The Right Approach to Exceptions

Andrei Alexandrescu SeeWebsiteForEmail at erdani.org
Mon Feb 20 16:38:08 PST 2012


On 2/20/12 6:25 PM, H. S. Teoh wrote:
> On Mon, Feb 20, 2012 at 05:15:17PM -0600, Andrei Alexandrescu wrote:
> Formatting should use class reflection. We already discussed that, and
> we already agreed that was the superior approach.

Jose's argument convinced me otherwise. I retract my agreement.

> When you're catching a specific exception, you're catching it with the
> view that it will contain precisely information X, Y, Z that you need to
> recover from the problem. If you don't need to catch something, then
> don't put the catch block there.

That's extremely rare in my experience, and only present in toy examples 
that contain a ton of "..." magic.

> The problem with using Variant[string] is that everything gets lumped
> into one Exception object, and there's no way to only catch the
> Exception that happens to have variables "p", "q", and "r" set in the
> Variant[string].

No. You are still free to define as many exception classes as you deem 
necessary. Please let's not pit the hash against the hierarchy again. 
This is confusing the role of the two. Consider the hash an interface 
function you want to occasionally implement.

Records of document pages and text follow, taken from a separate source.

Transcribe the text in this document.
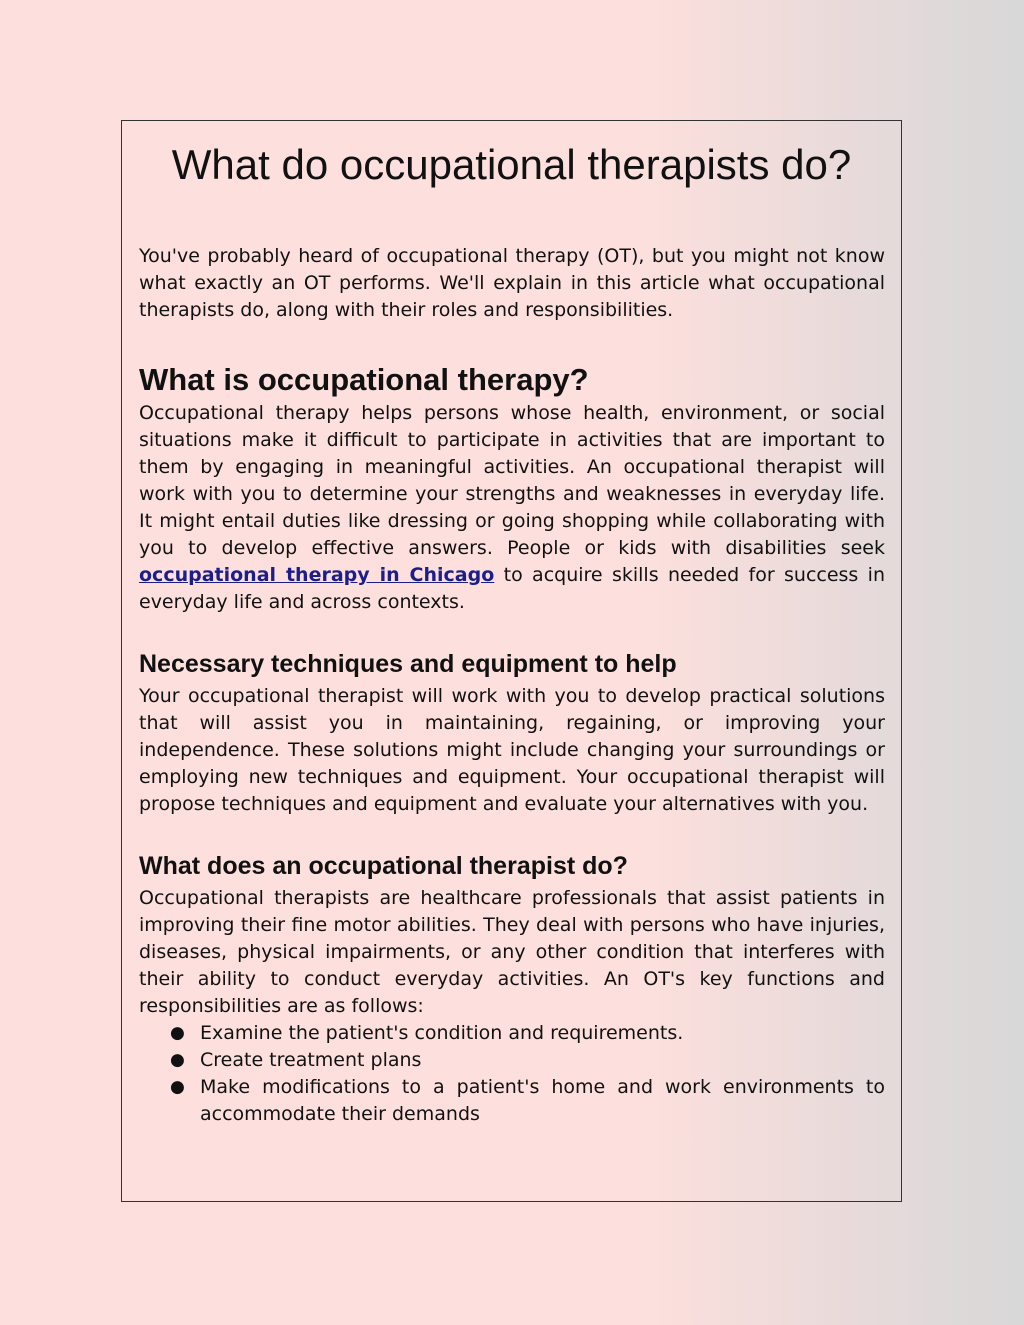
What do occupational therapists do?

You've probably heard of occupational therapy (OT), but you might not know what exactly an OT performs. We'll explain in this article what occupational therapists do, along with their roles and responsibilities.

What is occupational therapy?

Occupational therapy helps persons whose health, environment, or social situations make it difficult to participate in activities that are important to them by engaging in meaningful activities. An occupational therapist will work with you to determine your strengths and weaknesses in everyday life. It might entail duties like dressing or going shopping while collaborating with you to develop effective answers. People or kids with disabilities seek occupational therapy in Chicago to acquire skills needed for success in everyday life and across contexts.

Necessary techniques and equipment to help

Your occupational therapist will work with you to develop practical solutions that will assist you in maintaining, regaining, or improving your independence. These solutions might include changing your surroundings or employing new techniques and equipment. Your occupational therapist will propose techniques and equipment and evaluate your alternatives with you.

What does an occupational therapist do?

Occupational therapists are healthcare professionals that assist patients in improving their fine motor abilities. They deal with persons who have injuries, diseases, physical impairments, or any other condition that interferes with their ability to conduct everyday activities. An OT's key functions and responsibilities are as follows:

● Examine the patient's condition and requirements.
● Create treatment plans
● Make modifications to a patient's home and work environments to accommodate their demands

> You have to catch an exception type that includes all
> sorts of combinations of data in Variant[string], then manually do tests
> to single out the exception you want, and rethrow the rest. That's where
> the ugliness comes from.

Yah, that would suck, but it's not at all what I say.

> [...]
>> The code with Variant[string] does not need combinatorial testing if
>> it wants to do a uniform action (such as formatting). It handles
>> formatting uniformly, and if it wants to look for one particular field
>> it inserts a test.
>
> Again, we've already agreed class reflection is the proper solution to
> this one.

Agreement rescinded. Sorry! Jose's point was just too good, and reminded 
me of a pain point I so long had with exception, I'd got used to it as a 
fact of life.

>>> And then what do you do if you're depending on a particular field to
>>> be set, but it's not? Rethrow the exception? Then you have the stack
>>> trace reset problem.
>>
>> Don't forget that Variant[string] does not preclude distinct
>> exception types. It's not one or the other.
> [...]
>
> Agreed. But it shouldn't be the be-all and end-all of data passed in
> exceptions. If anything, it should only be rarely used, with most
> exception classes using static fields to convey relevant information.

And to perfectly help code duplication everywhere.

> I can see the usefulness of using Variant[string] as a way of
> "decorating" exceptions with "extra attributes", but it shouldn't be the
> primary way of conveying information from the throw site to the catch
> site.
>
> As for iterating over the information in the most derived class, for
> formatting, etc., class reflection is the way to go.

Agreement rescinded as far as exceptions go. That doesn't make 
reflection any less necessary btw. It just reflects the dynamism of 
exception paths.

> We shouldn't be
> using Variant[string] for this, because there's another problem
> associated with it: suppose MyException sometimes gets "extra_info1" and
> "extra_info2" tacked onto it, on its way up the call stack, and
> sometimes not. Now what should the catcher do?

Use a central loop to render the information.

> How do you format this
> exception?

With a string template as has been discussed.

> Should the format string include extra_info1 and extra_info2,
> or not? If it doesn't, what's the use of this extra info? If it does,
> what happens if these fields are missing?

Decision belongs to the string template engine.

> This is what I mean by not being able to depend on whether some data is
> there. Ultimately, to do anything useful with the info in the object,
> you need to know what's there.

No. You do realize you are positioning yourself straight against every 
OO principle there is? The entire OO world is predicated on the 
assumption you _can_ do useful stuff with an object WITHOUT knowing 
what's there.

> Preferably, the object's type will tell
> you exactly what's there, then you do a simple map from type to list of
> available attributes (e.g., map exception type to format string with
> known, static list of attributes). But if the type doesn't guarantee
> what data will be present, then your code becomes vastly more complex,
> you have to deal with potentially all possible combinations of what's
> there and what isn't.

I think you are misunderstanding the mechanisms involved. There is no 
combinatorial code, just simple iteration and such. Dealing with 
distinct exceptions with distinct code IS combinatorial, repetitive, and 
non-scalable.

> Instead of a single format string for a single
> exception type, you now have a combinatorial explosion of format strings
> for every possible combination of missing/present fields in the
> exception object.

No, I'm afraid there's a sizeable misunderstanding here.